Kolhapuri Masala | Kanda Lasun Masala(North Indian • Vegan • Gluten free)

Kolhapuri Masala
18 Spices blended to perfection. A staple at every house in Kolhapur, Maharashtra.

Smell those spices as you roast them – 18 spices blended in perfect harmony. The authentic version includes fried onions, ginger and garlic. Since I adapted the recipe for smaller portions, I don’t add them now, but instead add them directly to the curry that I make. If you are ready to make a huge batch of Kolhapuri Masala, you can get the Traditional recipe from this blog – Click Here.

If you are not in the mood to take out your spice grinder, you can substitute this masala with goda masala or garam masala if you already have it handy, with slightly varied results. I personally don’t recommend substituting this masala with garam masala as the stone flower, cobra’s saffron, kalonji and caraway seeds bring in a whole new flavor profile.

Use this masala to make perfect, mouth watering dishes like this Kolhapuri Misal Pav.

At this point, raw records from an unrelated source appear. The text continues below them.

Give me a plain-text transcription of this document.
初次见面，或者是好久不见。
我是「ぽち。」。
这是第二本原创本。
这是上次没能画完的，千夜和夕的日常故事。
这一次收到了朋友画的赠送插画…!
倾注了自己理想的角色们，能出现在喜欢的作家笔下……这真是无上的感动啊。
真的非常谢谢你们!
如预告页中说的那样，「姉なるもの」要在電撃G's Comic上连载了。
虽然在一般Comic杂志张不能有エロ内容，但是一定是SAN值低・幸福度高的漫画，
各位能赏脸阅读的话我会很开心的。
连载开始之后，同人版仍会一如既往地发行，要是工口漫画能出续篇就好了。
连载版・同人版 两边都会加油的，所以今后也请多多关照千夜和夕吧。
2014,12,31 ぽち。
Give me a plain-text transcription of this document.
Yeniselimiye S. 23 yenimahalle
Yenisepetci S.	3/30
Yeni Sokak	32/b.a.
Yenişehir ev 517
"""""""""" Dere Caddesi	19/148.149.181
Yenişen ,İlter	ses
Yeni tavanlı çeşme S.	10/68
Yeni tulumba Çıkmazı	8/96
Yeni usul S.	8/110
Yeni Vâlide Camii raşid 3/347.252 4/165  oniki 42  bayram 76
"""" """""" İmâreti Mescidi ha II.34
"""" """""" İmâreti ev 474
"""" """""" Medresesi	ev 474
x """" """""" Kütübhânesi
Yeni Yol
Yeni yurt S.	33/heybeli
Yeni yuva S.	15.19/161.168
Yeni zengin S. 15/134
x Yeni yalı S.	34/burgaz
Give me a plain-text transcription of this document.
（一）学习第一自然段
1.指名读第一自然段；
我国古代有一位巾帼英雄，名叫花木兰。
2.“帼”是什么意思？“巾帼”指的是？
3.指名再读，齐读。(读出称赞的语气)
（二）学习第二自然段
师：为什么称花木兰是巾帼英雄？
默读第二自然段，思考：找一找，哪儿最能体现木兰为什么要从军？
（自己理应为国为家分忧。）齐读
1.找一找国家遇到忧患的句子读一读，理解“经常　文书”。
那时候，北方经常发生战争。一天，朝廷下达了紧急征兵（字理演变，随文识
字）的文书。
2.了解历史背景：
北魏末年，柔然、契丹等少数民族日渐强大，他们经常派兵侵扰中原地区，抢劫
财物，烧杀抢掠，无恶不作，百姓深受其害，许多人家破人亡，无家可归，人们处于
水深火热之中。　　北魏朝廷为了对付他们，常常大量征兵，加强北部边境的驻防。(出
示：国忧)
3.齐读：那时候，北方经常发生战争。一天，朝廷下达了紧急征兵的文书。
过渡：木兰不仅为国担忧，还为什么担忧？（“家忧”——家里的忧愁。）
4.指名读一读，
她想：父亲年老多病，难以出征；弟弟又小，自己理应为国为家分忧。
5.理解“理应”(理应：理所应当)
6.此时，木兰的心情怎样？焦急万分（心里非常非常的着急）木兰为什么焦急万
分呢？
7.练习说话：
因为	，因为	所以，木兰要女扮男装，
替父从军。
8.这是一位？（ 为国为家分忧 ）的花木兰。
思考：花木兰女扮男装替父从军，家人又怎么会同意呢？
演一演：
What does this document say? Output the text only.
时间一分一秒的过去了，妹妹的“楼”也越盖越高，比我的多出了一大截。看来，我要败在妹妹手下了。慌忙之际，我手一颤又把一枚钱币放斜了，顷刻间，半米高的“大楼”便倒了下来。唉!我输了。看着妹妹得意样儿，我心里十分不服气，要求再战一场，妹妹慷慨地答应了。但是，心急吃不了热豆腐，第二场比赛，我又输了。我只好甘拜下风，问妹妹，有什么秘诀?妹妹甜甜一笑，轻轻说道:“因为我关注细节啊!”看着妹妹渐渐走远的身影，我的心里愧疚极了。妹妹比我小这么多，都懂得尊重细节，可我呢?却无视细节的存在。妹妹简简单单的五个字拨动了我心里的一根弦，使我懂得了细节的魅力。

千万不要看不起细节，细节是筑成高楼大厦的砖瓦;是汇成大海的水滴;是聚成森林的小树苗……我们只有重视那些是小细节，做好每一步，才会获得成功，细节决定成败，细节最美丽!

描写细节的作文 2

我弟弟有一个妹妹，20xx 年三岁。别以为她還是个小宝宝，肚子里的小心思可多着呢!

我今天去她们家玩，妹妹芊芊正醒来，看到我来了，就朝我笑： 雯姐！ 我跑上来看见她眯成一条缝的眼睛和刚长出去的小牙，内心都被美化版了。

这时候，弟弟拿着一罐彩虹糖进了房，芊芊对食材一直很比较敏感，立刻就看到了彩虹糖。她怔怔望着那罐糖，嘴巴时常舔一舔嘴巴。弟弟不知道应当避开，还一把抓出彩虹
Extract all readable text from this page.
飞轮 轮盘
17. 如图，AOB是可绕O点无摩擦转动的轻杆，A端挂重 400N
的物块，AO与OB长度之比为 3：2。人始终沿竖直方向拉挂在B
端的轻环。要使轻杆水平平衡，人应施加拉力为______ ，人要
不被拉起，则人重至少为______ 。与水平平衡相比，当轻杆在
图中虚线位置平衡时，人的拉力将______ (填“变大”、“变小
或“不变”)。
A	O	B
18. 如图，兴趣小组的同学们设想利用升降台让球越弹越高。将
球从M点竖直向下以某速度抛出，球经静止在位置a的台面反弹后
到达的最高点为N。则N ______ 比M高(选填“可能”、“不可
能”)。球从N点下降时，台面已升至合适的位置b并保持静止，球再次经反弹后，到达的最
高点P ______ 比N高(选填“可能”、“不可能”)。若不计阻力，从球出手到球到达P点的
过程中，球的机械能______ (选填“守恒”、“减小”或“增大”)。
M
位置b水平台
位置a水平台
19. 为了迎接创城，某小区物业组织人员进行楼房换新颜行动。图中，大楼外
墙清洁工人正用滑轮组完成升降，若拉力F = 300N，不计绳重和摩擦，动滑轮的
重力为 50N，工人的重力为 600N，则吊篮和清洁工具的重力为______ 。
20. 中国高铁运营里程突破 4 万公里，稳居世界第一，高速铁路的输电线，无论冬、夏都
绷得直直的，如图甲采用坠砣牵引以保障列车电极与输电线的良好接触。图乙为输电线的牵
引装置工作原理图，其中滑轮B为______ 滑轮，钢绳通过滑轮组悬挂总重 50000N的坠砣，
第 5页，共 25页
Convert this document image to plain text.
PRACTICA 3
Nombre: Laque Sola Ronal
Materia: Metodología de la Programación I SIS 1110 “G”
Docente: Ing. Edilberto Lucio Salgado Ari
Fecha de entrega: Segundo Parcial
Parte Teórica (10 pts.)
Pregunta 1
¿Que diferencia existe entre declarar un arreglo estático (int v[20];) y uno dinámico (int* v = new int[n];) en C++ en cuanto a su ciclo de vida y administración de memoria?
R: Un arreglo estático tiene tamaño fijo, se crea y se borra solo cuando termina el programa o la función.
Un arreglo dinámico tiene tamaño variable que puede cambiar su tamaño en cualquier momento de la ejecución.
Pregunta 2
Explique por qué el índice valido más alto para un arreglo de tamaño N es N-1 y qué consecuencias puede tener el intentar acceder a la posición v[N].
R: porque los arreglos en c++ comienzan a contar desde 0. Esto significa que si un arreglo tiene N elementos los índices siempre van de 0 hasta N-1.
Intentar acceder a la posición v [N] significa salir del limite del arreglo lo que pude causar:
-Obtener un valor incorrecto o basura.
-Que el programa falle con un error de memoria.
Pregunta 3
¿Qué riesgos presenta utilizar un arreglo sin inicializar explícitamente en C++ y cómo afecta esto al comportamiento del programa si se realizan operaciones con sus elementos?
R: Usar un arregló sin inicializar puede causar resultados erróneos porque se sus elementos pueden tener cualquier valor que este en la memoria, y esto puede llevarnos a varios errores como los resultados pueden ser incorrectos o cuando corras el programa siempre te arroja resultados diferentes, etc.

  • Cobra’s saffron is the flower bud of the Ceylon ironwood tree. It is a very famous Ayurvedic herb used in many herbal jams including Chyawanprash.
  • The black seeds of Kalonji taste like a combination of onions, black pepper and oregano. They have a pungent bitter taste and smell.  Nigela Sativa works in a different way, which makes it suitable for diseases of the immune system itself

Ingredients Quantity  Notes
Oil 1 tbsp
Coriander Seeds 1 tbsp
Sesame Seeds 1 tbsp
Cumin Seeds 1 tsp
Caraway Seeds 1/3 tsp  Also called kala jeera or Persian Cumin
Stone Flower (Not shown in video) 1/2 tbsp  Also called kalpasi
Poppy Seeds 1/4 tsp  Can use white or black. I use white.
Dried Bay Leaf 1/2
Dry Red Chilli 4
Byadyagi Chilli 1 cup  or use Kashmiri chillies – any milder chillies that add color
Cobra’s Saffron 1/2 tsp  Also called Nagkeshar
Kalonji 1/2 tsp  Also called Nigella or black-caraway
Whole Cloves 2
Cinnamon Stick 1/2 inch
Black Cardamom 1
Green Cardamom 1
Star Anise 1/2
Dessicated Coconut 2 tbsp  Dried coconut
Kashmiri chilli powder (for color) 2 tsp


  1. Add oil to a hot pan.
  2. When oil is hot, add all the spices except the Kashmiri chilli powder and roast on a very low flame.
  3. Remove from heat when the coconut starts to brown and blend with 2 tsp kashmiri chilli powder.
  4. Store in an airtight container and make all your favorite kolhapuri dishes. This recipe makes two batches of curry for a family of four. You can always double or triple the amount as you want.